Dans la grande diplomatie, l'important ce ne sont pas les déclarations tonitruantes, mais des restrictions précises
Le Bureau du contrôle des avoirs étrangers (OFAC) du Département du Trésor des États-Unis a délivré une licence générale qui permet temporairement à l'Inde d'accepter des navires transportant du pétrole russe déjà chargé sur des pétroliers et se trouvant en mer. Cette décision est de court terme et clairement ciblée : elle vise à atténuer le risque d'une crise énergétique mondiale provoquée par la quasi‑fermeture du détroit d'Ormuz.
Ce que permet précisément la licence
Selon le texte du document (Licence générale n°133) : la vente, la livraison ou le déchargement de pétrole brut et de produits pétroliers d'origine russe sont possibles uniquement à la condition que le pétrole ait été chargé à bord du navire avant le 5 mars 2026. Le déchargement doit se faire exclusivement dans des ports indiens, et l'acheteur doit être une personne morale indienne. La licence est temporaire — elle est valable jusqu'au 4 avril 2026.
Reuters estime qu'environ 9,5 millions de barils de pétrole brut russe se trouvent déjà sur des navires au large des eaux indiennes et pourraient arriver dans les semaines à venir. La société Kpler calcule qu'au total la région pourrait contenir environ 30 millions de barils de pétrole russe, y compris les volumes en stockage flottant.

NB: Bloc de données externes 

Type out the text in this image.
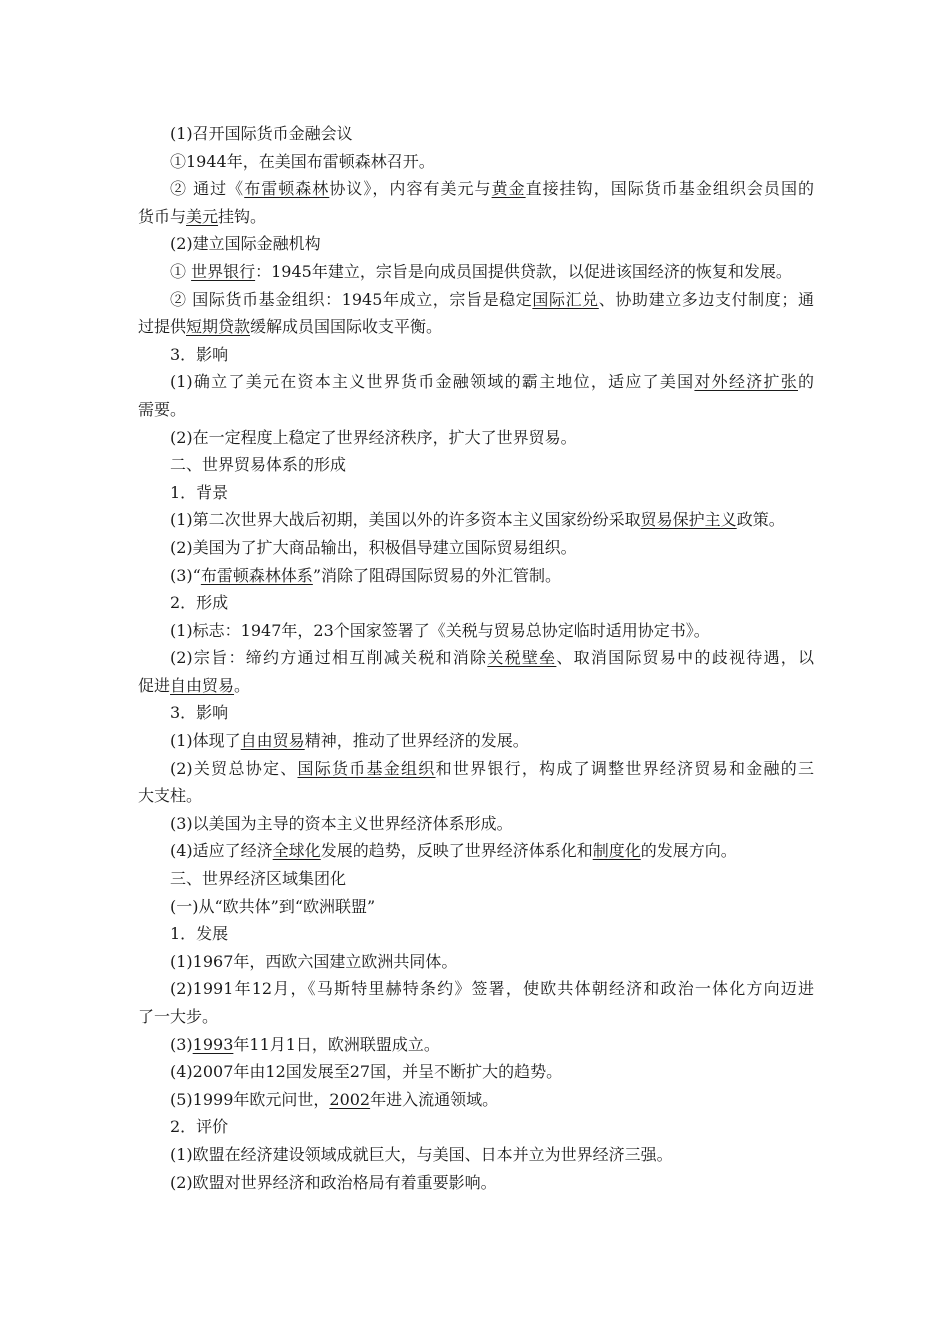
(1)召开国际货币金融会议
①1944年，在美国布雷顿森林召开。
② 通过《布雷顿森林协议》，内容有美元与黄金直接挂钩，国际货币基金组织会员国的
货币与美元挂钩。
(2)建立国际金融机构
① 世界银行：1945年建立，宗旨是向成员国提供贷款，以促进该国经济的恢复和发展。
② 国际货币基金组织：1945年成立，宗旨是稳定国际汇兑、协助建立多边支付制度；通
过提供短期贷款缓解成员国国际收支平衡。
3．影响
(1)确立了美元在资本主义世界货币金融领域的霸主地位，适应了美国对外经济扩张的
需要。
(2)在一定程度上稳定了世界经济秩序，扩大了世界贸易。
二、世界贸易体系的形成
1．背景
(1)第二次世界大战后初期，美国以外的许多资本主义国家纷纷采取贸易保护主义政策。
(2)美国为了扩大商品输出，积极倡导建立国际贸易组织。
(3)“布雷顿森林体系”消除了阻碍国际贸易的外汇管制。
2．形成
(1)标志：1947年，23个国家签署了《关税与贸易总协定临时适用协定书》。
(2)宗旨：缔约方通过相互削减关税和消除关税壁垒、取消国际贸易中的歧视待遇，以
促进自由贸易。
3．影响
(1)体现了自由贸易精神，推动了世界经济的发展。
(2)关贸总协定、国际货币基金组织和世界银行，构成了调整世界经济贸易和金融的三
大支柱。
(3)以美国为主导的资本主义世界经济体系形成。
(4)适应了经济全球化发展的趋势，反映了世界经济体系化和制度化的发展方向。
三、世界经济区域集团化
(一)从“欧共体”到“欧洲联盟”
1．发展
(1)1967年，西欧六国建立欧洲共同体。
(2)1991年12月，《马斯特里赫特条约》签署，使欧共体朝经济和政治一体化方向迈进
了一大步。
(3)1993年11月1日，欧洲联盟成立。
(4)2007年由12国发展至27国，并呈不断扩大的趋势。
(5)1999年欧元问世，2002年进入流通领域。
2．评价
(1)欧盟在经济建设领域成就巨大，与美国、日本并立为世界经济三强。
(2)欧盟对世界经济和政治格局有着重要影响。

Pourquoi les États‑Unis ont pris cette mesure
La justification officielle — la volonté de réduire la pression liée à la crise énergétique déclenchée après des actions iraniennes qui ont compliqué la navigation dans le détroit d'Ormuz. Dans une brève déclaration, les États‑Unis soulignent qu'il s'agit d'une mesure volontairement de court terme qui ne devrait pas apporter d'avantage financier significatif à Moscou, car elle ne concerne que le pétrole déjà bloqué en mer.

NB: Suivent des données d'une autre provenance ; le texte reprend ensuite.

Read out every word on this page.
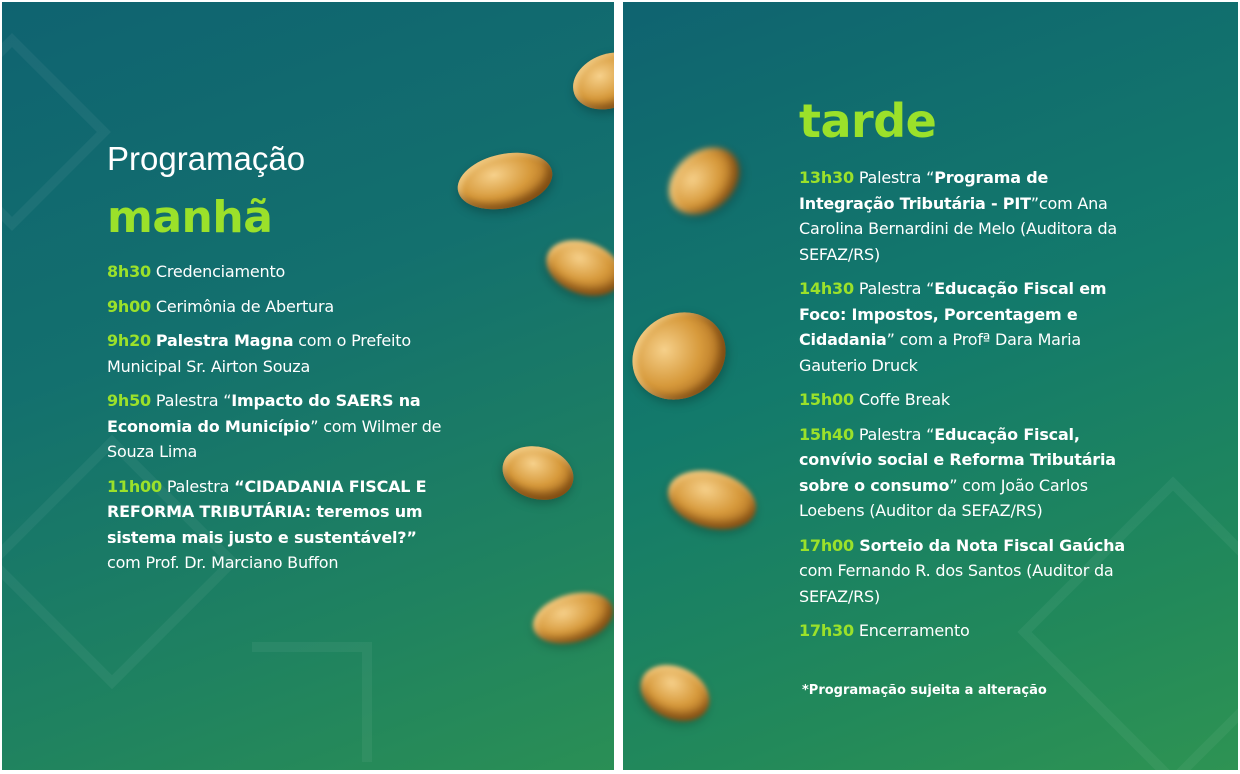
Programação
manhã
8h30 Credenciamento
9h00 Cerimônia de Abertura
9h20 Palestra Magna com o Prefeito Municipal Sr. Airton Souza
9h50 Palestra “Impacto do SAERS na Economia do Município” com Wilmer de Souza Lima
11h00 Palestra “CIDADANIA FISCAL E REFORMA TRIBUTÁRIA: teremos um sistema mais justo e sustentável?” com Prof. Dr. Marciano Buffon
tarde
13h30 Palestra “Programa de Integração Tributária - PIT”com Ana Carolina Bernardini de Melo (Auditora da SEFAZ/RS)
14h30 Palestra “Educação Fiscal em Foco: Impostos, Porcentagem e Cidadania” com a Profª Dara Maria Gauterio Druck
15h00 Coffe Break
15h40 Palestra “Educação Fiscal, convívio social e Reforma Tributária sobre o consumo” com João Carlos Loebens (Auditor da SEFAZ/RS)
17h00 Sorteio da Nota Fiscal Gaúcha com Fernando R. dos Santos (Auditor da SEFAZ/RS)
17h30 Encerramento

*Programação sujeita a alteração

"Cette mesure volontairement de court terme n'apportera pas d'avantage financier substantiel au gouvernement russe, puisqu'elle autorise des opérations uniquement sur le pétrole qui est déjà coincé en mer"

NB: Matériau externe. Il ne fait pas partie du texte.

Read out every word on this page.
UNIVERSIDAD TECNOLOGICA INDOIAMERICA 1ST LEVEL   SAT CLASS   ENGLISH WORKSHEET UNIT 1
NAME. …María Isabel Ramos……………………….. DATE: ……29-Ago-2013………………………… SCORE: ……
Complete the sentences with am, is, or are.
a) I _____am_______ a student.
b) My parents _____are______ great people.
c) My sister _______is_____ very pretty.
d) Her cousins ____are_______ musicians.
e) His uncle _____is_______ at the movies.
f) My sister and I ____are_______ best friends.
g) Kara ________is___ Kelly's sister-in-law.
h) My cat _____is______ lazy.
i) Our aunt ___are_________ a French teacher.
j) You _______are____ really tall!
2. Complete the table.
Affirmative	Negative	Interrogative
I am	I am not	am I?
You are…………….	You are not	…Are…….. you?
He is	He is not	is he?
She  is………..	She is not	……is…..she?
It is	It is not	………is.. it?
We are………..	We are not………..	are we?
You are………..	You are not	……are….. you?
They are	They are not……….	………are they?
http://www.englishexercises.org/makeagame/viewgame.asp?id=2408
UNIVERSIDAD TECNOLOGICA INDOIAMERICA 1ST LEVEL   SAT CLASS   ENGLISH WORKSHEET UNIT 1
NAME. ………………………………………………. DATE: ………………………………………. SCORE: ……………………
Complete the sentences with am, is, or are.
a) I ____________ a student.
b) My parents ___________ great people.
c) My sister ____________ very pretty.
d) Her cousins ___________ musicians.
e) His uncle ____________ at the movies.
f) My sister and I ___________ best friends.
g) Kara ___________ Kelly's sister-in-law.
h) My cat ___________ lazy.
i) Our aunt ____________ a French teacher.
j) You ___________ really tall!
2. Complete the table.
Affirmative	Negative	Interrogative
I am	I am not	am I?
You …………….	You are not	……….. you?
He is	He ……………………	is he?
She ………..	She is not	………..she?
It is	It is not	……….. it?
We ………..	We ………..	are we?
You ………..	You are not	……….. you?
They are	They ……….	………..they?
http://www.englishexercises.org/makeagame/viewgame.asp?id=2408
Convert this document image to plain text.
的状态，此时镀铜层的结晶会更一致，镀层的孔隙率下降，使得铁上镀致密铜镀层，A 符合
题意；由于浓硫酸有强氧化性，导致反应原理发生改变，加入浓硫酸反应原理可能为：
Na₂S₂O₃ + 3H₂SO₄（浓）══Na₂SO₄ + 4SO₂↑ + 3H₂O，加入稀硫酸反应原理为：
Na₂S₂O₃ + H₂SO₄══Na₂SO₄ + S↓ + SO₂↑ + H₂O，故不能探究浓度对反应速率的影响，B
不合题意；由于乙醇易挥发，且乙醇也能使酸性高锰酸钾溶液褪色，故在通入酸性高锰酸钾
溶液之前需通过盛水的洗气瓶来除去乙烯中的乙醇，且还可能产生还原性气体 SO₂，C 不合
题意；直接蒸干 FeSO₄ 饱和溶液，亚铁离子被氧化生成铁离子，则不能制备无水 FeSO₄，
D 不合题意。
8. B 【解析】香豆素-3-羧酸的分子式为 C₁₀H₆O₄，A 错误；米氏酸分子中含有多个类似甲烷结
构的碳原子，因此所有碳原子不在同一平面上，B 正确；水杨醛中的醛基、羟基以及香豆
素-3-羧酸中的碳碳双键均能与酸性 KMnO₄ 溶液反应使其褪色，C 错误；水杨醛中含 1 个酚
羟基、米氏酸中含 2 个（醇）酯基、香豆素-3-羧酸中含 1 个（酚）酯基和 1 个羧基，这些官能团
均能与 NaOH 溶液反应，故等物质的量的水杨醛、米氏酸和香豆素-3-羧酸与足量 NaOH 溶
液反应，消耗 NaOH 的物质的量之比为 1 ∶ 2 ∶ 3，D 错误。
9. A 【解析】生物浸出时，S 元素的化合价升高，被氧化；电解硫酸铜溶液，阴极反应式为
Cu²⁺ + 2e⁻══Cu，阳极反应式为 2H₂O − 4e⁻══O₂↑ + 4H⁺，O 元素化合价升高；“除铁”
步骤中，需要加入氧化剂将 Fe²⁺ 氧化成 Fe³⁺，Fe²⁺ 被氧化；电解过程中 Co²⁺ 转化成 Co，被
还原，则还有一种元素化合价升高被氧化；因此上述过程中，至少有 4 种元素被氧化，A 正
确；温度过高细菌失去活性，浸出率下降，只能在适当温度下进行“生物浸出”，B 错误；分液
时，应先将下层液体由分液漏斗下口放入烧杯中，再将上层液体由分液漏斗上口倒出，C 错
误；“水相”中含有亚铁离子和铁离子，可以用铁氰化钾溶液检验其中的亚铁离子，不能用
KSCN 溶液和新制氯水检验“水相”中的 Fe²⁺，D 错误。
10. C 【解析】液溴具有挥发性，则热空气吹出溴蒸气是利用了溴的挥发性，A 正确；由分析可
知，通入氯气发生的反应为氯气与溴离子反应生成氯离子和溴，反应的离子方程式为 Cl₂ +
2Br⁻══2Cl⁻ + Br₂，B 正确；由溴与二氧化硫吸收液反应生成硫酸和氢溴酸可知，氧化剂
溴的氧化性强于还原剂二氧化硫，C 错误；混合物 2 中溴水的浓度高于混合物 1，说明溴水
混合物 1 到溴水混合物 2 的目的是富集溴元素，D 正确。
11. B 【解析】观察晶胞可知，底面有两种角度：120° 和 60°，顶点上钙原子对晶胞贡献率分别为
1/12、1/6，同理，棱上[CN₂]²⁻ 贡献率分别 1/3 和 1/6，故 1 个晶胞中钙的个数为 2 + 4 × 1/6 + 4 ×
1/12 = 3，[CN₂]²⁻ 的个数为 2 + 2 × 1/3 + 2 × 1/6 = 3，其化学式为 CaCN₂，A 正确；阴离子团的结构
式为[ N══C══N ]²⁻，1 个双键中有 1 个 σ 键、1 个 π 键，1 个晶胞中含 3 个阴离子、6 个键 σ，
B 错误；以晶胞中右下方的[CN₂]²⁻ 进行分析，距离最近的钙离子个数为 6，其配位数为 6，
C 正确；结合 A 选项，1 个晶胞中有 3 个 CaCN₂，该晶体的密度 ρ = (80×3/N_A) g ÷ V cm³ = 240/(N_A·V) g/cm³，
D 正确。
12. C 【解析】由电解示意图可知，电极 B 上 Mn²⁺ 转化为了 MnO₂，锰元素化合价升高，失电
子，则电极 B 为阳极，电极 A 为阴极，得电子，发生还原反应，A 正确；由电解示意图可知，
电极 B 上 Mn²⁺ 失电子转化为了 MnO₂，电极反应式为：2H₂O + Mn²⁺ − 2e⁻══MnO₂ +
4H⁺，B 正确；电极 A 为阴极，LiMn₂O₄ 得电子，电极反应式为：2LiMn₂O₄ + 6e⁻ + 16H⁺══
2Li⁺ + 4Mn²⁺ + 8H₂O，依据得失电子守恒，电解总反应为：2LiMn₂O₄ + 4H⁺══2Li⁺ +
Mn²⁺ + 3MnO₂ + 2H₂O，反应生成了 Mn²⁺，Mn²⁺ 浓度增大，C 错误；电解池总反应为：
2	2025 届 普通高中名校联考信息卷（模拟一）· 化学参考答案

— Scott Bessent, Département du Trésor des États‑Unis (message sur X)
Parallèlement, Washington évoque ouvertement un volet diplomatique : les États‑Unis considèrent l'Inde comme un partenaire important et s'attendent à ce que la coopération énergétique à long terme s'oriente vers des approvisionnements américains.
Conséquences pour les principaux acteurs
Russie : un soulagement à court terme pour les livraisons, mais sans effet financier significatif à long terme — la licence ne concerne que le pétrole chargé avant le 5 mars. Le régime de sanctions conserve des outils de pression sur les transactions et les approvisionnements en dehors de cette fenêtre.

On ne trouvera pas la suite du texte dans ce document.